What traits help a CEO take his/her a company to the next level?
Author: Dawid Bieńkowski, Human Capital Partner, Warsaw Equity Group
When a start-up gets off the ground the person that people associate with it most frequently is its Chief Executive Officer. This, along with his/her or her role, changes as the company begins to grow. How does a CEO’s management style evolve? What pitfalls await? What can be done to prevent them?
Chairman, Managing Director or Chief Executive Officer – while their exact job titles and responsibilities may vary, the people in these positions are crucial to the development of any company. In the early stages it is the skills and abilities of these people that can be the difference between success and failure, not to mention rate of growth. It is often overlooked that, as a company evolves, the role of its CEO also needs to change. The best entrepreneurs understand this and adapt their leadership model to the phase that a company is in.
Changes in scale
According to the model below, which was developed by Larry E. Greiner, organizational development can be divided into five stages – each of them requiring a different style of management by the CEO.
Most often transition and changes in the leadership model of an organization are caused by a crisis – usually resulting from ineffectiveness in existing processes: communication style or the way decisions are made. These changes are only natural – which is why it is so important for the CEO to be aware that his/her role will also need to change. If for no other reason than the fact that – as a company grows – the skills of individual team members become more important – no CEO can make all decisions alone.
Key skills of top CEOs
There are five key characteristics (clusters of skills) that the best CEOs have in common.
- Be Mature
Demonstrate the skills, values, experience, and personality traits that match the requirements for your position – especially in terms achieving performance objectives.
- Be a Strategist
Anticipate and appropriately position the organization on the market.
- Be Casual
Make the strategy easy to implement – especially in terms of translating it into specific activities.
- Manage People
Develop employees’ skills, strengthen their commitment and leverage their talents – helping achieve above-average results.

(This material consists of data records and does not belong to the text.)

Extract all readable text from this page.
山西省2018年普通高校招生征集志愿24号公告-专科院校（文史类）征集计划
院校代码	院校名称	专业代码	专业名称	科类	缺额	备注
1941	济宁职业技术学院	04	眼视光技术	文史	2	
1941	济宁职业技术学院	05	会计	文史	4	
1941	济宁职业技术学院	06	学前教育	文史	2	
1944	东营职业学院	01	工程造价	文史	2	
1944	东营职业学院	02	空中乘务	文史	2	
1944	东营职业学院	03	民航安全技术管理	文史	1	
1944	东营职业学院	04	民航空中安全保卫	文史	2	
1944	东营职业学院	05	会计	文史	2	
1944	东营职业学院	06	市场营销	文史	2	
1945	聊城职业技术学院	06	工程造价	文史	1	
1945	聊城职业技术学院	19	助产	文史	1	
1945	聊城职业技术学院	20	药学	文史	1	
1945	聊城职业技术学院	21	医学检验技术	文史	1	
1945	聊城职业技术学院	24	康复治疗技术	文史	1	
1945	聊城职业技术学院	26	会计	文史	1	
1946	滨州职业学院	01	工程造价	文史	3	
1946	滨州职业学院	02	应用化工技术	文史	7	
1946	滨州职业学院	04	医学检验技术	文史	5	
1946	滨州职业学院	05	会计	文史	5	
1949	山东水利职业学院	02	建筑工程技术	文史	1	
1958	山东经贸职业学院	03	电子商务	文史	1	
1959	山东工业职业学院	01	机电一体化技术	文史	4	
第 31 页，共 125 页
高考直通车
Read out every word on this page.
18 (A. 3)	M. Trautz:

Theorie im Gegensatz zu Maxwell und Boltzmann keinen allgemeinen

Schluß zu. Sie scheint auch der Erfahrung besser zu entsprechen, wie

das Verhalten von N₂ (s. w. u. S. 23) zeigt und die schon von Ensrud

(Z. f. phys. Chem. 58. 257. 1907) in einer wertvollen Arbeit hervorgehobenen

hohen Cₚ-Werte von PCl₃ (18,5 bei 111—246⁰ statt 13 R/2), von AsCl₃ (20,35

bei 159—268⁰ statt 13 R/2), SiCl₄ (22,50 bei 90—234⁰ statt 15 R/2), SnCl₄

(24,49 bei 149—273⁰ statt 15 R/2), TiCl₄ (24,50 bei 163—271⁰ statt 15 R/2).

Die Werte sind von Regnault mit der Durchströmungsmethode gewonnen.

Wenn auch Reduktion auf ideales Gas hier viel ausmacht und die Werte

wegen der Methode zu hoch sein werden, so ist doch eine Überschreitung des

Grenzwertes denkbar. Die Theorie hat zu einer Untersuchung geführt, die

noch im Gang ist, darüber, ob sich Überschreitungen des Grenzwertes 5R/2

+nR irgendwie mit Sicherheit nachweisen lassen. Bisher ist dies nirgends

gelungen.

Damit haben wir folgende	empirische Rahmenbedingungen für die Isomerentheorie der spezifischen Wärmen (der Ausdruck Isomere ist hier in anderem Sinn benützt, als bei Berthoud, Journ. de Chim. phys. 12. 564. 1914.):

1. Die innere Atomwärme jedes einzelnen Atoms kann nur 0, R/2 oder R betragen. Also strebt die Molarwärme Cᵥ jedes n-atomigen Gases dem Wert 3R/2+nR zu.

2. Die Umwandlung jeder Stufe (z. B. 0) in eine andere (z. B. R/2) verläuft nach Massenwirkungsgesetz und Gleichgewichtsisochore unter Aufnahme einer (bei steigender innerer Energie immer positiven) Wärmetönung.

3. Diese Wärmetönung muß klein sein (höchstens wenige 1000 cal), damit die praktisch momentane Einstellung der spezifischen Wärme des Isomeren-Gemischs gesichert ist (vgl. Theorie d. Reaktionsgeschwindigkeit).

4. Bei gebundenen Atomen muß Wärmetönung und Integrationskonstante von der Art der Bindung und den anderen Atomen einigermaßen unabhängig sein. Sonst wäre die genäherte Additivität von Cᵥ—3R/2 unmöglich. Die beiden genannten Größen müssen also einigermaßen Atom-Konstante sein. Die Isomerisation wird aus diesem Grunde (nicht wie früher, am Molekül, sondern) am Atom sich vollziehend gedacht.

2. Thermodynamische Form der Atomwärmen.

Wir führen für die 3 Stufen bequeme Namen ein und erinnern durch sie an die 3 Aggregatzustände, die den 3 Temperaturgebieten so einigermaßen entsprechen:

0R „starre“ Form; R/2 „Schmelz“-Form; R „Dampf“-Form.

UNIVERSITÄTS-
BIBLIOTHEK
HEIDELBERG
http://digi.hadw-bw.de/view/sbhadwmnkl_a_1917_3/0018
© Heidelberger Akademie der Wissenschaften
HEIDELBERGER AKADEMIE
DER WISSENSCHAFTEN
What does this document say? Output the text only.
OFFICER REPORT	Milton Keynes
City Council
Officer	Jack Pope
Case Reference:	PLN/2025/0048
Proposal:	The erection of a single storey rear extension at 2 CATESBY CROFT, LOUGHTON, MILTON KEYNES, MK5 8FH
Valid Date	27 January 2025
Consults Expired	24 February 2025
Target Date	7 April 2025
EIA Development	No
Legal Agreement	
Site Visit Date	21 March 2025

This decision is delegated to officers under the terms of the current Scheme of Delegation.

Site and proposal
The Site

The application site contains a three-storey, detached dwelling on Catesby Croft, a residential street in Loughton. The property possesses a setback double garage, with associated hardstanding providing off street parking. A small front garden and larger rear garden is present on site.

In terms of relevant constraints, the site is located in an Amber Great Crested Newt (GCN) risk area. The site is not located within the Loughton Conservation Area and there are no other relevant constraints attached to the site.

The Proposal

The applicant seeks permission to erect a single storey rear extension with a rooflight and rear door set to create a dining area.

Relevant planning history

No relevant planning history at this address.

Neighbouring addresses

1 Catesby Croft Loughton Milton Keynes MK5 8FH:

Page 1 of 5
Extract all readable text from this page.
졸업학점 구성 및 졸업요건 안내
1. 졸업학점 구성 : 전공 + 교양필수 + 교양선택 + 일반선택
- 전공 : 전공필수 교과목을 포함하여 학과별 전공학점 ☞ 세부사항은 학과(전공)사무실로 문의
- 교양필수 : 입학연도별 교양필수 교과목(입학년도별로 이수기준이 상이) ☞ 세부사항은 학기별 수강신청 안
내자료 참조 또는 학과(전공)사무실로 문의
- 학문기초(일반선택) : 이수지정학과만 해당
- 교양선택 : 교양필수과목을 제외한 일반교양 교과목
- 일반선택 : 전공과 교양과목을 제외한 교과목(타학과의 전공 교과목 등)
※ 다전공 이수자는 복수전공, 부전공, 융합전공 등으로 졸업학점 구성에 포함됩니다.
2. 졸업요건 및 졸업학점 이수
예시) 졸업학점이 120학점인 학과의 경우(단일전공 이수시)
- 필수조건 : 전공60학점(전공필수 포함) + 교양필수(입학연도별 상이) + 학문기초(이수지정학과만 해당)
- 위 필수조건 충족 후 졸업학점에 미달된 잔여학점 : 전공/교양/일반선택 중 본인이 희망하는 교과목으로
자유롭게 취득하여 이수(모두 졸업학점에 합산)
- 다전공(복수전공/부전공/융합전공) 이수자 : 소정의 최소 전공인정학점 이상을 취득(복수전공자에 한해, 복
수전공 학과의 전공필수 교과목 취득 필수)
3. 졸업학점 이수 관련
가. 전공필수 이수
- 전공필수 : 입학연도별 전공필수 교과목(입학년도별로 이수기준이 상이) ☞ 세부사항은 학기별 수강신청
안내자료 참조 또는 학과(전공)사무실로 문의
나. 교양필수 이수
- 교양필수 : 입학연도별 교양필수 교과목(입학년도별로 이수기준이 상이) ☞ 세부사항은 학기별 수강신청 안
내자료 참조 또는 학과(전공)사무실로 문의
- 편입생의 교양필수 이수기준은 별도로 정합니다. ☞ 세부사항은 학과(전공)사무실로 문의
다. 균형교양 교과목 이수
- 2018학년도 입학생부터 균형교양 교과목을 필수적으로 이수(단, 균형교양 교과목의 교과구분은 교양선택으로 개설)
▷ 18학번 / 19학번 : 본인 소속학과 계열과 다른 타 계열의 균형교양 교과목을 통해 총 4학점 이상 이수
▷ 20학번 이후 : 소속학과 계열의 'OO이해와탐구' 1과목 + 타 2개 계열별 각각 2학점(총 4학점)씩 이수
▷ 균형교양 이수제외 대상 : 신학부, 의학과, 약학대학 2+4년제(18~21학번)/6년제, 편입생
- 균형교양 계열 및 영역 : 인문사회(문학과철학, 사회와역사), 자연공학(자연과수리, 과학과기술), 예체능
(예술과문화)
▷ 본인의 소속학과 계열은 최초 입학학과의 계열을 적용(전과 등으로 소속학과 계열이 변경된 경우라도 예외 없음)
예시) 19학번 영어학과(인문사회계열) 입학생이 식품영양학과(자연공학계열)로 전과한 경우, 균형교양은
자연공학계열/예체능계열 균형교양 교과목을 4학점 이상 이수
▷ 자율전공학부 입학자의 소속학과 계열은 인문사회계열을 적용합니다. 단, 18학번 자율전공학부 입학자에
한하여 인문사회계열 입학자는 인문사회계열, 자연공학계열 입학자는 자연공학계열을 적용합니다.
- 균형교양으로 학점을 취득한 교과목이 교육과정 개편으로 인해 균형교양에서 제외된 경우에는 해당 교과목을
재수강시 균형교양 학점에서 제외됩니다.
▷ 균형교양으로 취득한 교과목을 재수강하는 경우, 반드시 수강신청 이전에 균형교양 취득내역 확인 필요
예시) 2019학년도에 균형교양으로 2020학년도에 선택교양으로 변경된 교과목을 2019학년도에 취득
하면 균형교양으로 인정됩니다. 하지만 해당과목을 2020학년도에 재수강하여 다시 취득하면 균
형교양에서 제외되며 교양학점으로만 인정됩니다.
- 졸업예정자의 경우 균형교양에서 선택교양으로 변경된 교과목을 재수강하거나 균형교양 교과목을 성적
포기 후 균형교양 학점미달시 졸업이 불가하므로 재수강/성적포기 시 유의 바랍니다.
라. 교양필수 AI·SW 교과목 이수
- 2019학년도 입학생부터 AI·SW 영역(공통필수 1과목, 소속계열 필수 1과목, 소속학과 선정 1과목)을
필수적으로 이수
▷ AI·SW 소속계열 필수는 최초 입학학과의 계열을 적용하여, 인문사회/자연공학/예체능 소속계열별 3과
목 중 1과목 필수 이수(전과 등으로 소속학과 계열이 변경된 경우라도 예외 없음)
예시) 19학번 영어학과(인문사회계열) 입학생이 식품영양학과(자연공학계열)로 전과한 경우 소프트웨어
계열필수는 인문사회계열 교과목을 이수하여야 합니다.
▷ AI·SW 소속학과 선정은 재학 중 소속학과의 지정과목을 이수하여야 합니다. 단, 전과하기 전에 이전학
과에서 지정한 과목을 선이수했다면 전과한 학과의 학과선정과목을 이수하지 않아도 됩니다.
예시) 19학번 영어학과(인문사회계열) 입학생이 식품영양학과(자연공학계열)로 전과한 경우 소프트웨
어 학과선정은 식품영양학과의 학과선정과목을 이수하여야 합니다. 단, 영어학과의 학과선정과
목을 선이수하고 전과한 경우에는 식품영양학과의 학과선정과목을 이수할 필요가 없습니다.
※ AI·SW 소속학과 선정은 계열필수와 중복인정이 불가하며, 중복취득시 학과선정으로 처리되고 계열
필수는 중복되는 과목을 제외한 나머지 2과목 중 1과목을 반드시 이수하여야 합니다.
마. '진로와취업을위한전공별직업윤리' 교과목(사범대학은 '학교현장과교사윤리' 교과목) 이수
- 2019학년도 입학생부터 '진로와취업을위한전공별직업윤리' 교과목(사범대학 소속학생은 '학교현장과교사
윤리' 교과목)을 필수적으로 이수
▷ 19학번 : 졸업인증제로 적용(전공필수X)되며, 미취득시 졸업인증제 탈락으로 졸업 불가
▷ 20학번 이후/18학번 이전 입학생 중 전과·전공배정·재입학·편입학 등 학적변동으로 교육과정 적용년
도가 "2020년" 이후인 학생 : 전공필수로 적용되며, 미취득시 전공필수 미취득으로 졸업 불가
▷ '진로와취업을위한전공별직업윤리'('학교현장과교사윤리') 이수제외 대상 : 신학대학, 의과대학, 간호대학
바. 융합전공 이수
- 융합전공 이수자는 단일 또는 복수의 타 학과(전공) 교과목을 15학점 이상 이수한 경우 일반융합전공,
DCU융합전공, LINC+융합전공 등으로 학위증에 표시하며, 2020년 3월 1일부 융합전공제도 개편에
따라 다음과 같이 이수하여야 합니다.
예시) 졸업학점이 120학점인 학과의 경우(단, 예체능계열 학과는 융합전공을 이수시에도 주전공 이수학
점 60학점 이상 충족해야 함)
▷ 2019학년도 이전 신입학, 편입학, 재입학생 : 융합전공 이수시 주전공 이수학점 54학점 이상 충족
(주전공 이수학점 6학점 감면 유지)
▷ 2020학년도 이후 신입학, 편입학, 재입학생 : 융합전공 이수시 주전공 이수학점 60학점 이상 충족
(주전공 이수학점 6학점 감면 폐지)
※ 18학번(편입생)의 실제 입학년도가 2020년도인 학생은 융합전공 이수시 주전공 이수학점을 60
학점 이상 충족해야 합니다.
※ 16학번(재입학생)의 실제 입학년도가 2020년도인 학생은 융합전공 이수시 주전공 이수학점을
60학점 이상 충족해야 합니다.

- Personal Brand of the Leader
This has to do with how well your own behavior reflects the expectations customers and stakeholders place in your brand, i.e., building brand through your own personality.
Each of these characteristics represents a separate set of skills that can be developed through mentoring or training. It also important to remember, however, that there are characteristics that hinder the abilities of people to lead/be success – especially in terms of achieving dynamic growth and ensuring smooth transitions between the various development phases in a company’s life.
These include, for example, overconfidence, concentrating too much on your own individual success (at the expense of the organization as a whole), an inability to focus on what is important, or not staying true to appropriate values. Changing these characteristics is difficult, though not impossible. It does however require a lot of effort from the leader himself.
How to guard against the above dangers?
There are many pitfalls lurking for CEOs as they look to build company value. Three of them are particularly common. Avoiding them, in my opinion, accounts for 80% of a company’s success:
The first trap: “Too much, too fast.”
Most leaders dream of dynamic growth for their organizations. In many ways this is how success is defined – this according to the assumption: faster success is greater success. If, however, scaling is not the ultimate objective – a company must be well prepared for it. When it is not (that is when the organization does not lay a solid foundation for it in terms of physical tools, knowledge and processes) rapid growth can prove to be an obstacle to success. It is sometimes the case that an unprepared company’s structures cannot stand up to the stress of increased demand, managing multiple markets, etc.
To avoid this, it is necessary to choose the right business model and set clear short-, medium- and long-term objectives. It is also worth defining a clear and comprehensible strategy of operation and ensuring the right attitude – for yourself and members of your team. Practice shows that it is impossible to skip “some” stages of development organizational development. It is therefore very important for leaders to know what awaits them and the businesses they run – focusing on the quality of things that are currently a top priority and being able to adapt their actions to the development phase that a company is currently in.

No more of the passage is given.